Descobrir-se como mulher que canta não estancou a dor. Enquanto cantava, Sônia era rebaixada pela própria família. O receio passou a prevalecer o desejo. Ela queria a música, mas escutava um “você não canta bosta nenhuma” de pessoas que dividem o seu mesmo sangue. Foi deixando a coragem de lado e abrindo espaço para a amargura. “A rejeição deixa meio apreensiva de fazer as coisas. Porque eu acho que é da família que tem que vir o apoio e esse apoio eu não tive. Só do povo de fora”, desacredita.

E se o apoio deles [familiares] não vier?    

Eu nunca desisti das minhas coisas, sempre lutei pelo o que eu quis. E sempre vou continuar cantando por ali.    

Hoje, qual é a sua vontade?    

Cantar, trazer algo melhor para a minha mãe. Tirar ela desse lugar. Trazer uma coisa bacana, confortável. Como eu falei, minha casa é muito humilde e eu pretendo dar coisa melhor para a minha mãe.    

Como?   

Construir uma casa melhor. Trazer uma vida melhor. E como eu trabalho de auxiliar de limpeza não dá para mim trazer essa casa para frente. Conforto dela é conforto meu também.   

Isso você sempre pensou, desde que começou a trabalhar?   

Sempre.    

Suas irmãs pensam junto ou é uma coisa sua?   

Só minha só. Tudo que eu penso é só eu.    

Você tem vontade de pegar o microfone e cantar no meio do centro de São Paulo?   

Meu sonho.   

O que falta?  

O que falta em mim?
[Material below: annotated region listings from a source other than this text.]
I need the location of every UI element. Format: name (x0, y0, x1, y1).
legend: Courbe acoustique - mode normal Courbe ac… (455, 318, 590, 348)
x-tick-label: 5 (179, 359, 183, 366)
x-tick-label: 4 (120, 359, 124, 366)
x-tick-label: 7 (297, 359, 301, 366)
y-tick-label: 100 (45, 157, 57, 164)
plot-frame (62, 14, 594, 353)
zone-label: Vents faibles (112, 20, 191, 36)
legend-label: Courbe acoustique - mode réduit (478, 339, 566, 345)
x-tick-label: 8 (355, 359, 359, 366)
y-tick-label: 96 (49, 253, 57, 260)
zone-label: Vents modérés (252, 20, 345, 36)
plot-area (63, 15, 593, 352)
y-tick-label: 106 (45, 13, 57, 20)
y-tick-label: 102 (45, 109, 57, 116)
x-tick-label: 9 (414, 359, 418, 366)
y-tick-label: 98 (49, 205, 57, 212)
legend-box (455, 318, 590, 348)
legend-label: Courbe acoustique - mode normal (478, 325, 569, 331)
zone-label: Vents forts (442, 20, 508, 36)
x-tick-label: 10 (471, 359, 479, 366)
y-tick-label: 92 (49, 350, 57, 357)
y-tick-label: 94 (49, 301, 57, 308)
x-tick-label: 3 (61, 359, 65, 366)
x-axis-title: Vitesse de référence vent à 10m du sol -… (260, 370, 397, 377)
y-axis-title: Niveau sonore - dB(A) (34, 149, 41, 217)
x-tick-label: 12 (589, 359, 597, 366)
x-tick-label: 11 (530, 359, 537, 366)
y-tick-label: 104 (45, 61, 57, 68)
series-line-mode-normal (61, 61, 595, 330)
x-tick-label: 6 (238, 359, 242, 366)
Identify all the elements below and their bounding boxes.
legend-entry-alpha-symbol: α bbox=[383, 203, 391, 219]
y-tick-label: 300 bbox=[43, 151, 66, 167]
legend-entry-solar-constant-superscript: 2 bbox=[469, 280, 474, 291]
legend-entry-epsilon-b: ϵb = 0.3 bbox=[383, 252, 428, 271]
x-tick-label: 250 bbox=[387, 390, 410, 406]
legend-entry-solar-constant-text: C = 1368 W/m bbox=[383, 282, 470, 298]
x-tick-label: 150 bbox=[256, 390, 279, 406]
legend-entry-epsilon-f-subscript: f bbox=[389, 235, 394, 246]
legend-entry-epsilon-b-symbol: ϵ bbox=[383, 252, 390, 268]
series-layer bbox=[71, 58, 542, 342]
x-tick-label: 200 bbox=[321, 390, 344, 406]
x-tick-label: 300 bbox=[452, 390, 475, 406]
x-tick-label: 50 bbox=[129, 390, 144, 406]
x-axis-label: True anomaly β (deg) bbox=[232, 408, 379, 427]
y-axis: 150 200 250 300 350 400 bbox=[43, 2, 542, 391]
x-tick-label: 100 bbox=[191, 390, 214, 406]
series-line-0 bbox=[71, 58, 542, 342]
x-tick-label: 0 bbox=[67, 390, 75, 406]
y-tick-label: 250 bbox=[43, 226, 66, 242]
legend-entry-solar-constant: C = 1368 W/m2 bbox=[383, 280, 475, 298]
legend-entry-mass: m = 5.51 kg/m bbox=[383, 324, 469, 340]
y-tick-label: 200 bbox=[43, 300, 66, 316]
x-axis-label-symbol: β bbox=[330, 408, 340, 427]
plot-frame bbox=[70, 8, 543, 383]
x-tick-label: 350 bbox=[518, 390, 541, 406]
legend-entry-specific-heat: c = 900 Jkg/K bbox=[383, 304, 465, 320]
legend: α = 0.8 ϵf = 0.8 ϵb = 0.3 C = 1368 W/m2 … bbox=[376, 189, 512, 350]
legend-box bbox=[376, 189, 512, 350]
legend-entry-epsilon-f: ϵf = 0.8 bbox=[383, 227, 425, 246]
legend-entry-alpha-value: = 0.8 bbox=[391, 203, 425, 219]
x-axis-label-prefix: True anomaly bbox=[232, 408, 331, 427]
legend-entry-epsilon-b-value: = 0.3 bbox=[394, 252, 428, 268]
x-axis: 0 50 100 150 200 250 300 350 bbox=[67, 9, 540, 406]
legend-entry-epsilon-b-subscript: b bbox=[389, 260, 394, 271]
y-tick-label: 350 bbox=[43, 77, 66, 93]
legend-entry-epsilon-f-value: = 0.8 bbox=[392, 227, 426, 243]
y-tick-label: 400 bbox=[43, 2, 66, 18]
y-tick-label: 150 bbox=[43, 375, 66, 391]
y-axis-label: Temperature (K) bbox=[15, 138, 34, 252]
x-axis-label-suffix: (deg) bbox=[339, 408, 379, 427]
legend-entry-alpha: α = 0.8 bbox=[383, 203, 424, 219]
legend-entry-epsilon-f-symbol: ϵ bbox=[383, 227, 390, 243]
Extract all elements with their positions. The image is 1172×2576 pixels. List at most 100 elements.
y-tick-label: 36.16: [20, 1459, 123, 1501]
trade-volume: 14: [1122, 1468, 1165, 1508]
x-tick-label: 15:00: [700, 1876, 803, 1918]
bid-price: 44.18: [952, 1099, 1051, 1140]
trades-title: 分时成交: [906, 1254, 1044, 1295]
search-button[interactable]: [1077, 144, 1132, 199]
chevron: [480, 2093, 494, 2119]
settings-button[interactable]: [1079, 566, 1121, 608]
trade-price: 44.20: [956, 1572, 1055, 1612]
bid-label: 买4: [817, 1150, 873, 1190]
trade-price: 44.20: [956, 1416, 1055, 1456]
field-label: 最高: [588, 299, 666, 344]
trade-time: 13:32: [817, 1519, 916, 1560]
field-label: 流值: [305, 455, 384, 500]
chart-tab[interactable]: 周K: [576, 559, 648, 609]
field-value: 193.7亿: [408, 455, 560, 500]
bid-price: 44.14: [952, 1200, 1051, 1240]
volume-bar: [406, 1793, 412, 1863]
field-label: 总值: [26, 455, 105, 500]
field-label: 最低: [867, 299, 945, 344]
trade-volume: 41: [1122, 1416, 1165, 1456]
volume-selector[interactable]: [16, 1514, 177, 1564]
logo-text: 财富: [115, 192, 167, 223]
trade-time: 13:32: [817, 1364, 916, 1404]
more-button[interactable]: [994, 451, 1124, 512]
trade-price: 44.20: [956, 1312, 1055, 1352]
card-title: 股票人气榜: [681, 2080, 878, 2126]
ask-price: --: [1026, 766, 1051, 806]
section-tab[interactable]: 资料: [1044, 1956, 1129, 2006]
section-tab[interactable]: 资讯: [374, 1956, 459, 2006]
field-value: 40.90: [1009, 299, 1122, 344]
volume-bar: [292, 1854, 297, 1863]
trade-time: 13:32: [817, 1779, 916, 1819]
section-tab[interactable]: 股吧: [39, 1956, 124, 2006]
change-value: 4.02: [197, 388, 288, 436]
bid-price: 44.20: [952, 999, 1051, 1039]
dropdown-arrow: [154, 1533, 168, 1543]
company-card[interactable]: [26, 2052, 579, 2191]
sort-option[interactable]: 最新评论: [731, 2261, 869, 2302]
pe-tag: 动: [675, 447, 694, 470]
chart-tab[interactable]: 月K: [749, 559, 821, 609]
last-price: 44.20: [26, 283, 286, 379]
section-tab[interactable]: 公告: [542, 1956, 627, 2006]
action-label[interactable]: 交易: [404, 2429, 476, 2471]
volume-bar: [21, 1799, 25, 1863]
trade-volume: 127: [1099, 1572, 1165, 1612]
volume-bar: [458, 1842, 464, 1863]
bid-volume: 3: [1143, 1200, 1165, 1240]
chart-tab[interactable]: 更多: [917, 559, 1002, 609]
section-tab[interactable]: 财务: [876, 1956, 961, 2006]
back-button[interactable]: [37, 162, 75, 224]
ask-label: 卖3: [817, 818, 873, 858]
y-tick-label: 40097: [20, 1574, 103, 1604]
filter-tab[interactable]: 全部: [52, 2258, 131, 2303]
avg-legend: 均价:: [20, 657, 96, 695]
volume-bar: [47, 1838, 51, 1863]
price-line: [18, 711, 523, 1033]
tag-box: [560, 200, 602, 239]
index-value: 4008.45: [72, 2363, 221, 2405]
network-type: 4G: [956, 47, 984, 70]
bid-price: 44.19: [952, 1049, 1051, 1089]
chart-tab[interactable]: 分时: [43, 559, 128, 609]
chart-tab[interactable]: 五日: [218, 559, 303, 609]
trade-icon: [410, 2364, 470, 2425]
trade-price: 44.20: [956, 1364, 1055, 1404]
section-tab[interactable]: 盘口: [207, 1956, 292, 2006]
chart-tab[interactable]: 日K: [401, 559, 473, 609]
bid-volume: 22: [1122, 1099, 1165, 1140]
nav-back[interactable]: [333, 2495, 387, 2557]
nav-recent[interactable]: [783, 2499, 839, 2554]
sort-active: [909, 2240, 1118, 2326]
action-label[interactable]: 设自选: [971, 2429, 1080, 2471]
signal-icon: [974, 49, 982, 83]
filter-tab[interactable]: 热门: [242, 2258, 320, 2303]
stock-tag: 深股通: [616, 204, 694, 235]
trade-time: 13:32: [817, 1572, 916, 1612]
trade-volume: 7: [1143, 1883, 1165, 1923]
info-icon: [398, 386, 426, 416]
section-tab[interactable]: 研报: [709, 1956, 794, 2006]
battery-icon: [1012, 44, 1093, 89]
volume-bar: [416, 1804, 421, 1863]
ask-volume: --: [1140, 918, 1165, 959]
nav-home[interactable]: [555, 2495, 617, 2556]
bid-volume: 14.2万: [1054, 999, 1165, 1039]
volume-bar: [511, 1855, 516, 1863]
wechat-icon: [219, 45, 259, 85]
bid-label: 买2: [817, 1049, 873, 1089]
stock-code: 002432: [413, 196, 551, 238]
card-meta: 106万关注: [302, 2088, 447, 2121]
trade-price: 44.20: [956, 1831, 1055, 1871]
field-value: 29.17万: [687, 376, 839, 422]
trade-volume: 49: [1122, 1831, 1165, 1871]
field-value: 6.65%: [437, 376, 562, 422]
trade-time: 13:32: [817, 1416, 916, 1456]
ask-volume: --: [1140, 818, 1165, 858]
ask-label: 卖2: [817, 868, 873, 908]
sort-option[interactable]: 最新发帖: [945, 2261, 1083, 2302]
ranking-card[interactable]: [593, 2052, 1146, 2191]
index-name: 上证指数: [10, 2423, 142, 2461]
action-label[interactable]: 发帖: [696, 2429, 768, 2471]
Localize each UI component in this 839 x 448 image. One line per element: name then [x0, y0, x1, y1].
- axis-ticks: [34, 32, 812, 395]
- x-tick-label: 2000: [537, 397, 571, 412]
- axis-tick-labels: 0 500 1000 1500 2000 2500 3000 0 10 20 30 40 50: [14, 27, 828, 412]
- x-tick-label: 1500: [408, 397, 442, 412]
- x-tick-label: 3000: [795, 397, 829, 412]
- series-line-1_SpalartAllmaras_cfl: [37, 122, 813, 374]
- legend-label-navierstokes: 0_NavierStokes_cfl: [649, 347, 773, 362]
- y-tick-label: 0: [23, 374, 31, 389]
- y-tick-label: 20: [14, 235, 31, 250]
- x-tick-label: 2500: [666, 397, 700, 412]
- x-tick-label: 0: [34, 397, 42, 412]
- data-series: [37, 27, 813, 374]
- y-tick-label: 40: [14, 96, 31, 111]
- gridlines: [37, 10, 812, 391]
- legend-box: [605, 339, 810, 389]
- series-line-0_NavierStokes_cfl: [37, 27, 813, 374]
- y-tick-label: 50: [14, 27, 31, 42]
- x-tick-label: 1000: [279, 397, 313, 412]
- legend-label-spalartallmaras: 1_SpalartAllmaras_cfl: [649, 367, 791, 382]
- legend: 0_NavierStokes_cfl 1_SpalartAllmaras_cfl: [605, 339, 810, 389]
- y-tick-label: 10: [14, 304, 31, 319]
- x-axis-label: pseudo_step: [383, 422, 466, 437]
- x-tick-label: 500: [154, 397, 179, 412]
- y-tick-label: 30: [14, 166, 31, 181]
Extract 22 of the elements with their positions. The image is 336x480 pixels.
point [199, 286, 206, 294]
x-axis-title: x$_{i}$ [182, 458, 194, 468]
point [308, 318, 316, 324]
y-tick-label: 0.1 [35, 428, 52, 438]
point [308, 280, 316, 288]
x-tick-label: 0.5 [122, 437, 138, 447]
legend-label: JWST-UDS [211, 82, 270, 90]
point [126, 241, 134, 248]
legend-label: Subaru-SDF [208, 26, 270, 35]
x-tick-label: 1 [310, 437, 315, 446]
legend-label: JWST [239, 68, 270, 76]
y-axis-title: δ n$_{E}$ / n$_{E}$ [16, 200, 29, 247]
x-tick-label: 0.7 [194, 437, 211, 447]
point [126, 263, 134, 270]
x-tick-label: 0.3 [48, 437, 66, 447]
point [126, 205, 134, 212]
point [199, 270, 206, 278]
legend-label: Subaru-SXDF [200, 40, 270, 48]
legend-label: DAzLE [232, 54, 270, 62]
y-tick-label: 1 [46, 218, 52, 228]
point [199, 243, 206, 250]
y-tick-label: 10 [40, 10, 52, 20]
Coragem e apoio. Apoio de vocês eu já tenho. Da família, se não tiver eu vou sozinha mesmo. Eu sempre pensei nisso. Já que falaram que eu não canto nada, que minha voz é feia. Até quando eu canto em casa o povo reclama.    

Você já pensou em como realizar esse sonho?  

Não.    

Você fala com alguém sobre o seu sonho?   

Eu guardo tudo pra mim.    

O que você guarda?   

Guardo os meus sonhos. Sempre peço para Deus que sejam realizados todos os meus sonhos. Dar um conforto melhor para a minha família e ser reconhecida, assim como eu fui por ti. 

‘Eu encontrei a música como um refúgio do sofrimento’, diz Sônia, emocionada | Foto: Daniel Arroyo/Ponte Jornalismo

Entre uma limpeza e outra, Sônia aproveita a brecha da janela da loja que trabalha para admirar os artistas de rua do centro de São Paulo. Com os olhos e ouvidos atentos, ela enxerga aquilo como o sopro de coragem. Vê nos outros o seu próprio desejo. “Queria ter a coragem que eles têm”.   

Vivendo na casa de enfermos, que divide o pouco espaço com uma galinha e um cachorro de estimação, Sônia não se livrou da praga da doença. Diagnosticada com problemas na tireoide e com epilepsia ela usa o pouco tempo do dia para cuidar de si. E a música vem como descarrego, como sopro de vida.

Sônia protagoniza a narrativa de quem sabe como é morrer e continuar viva, sonhando.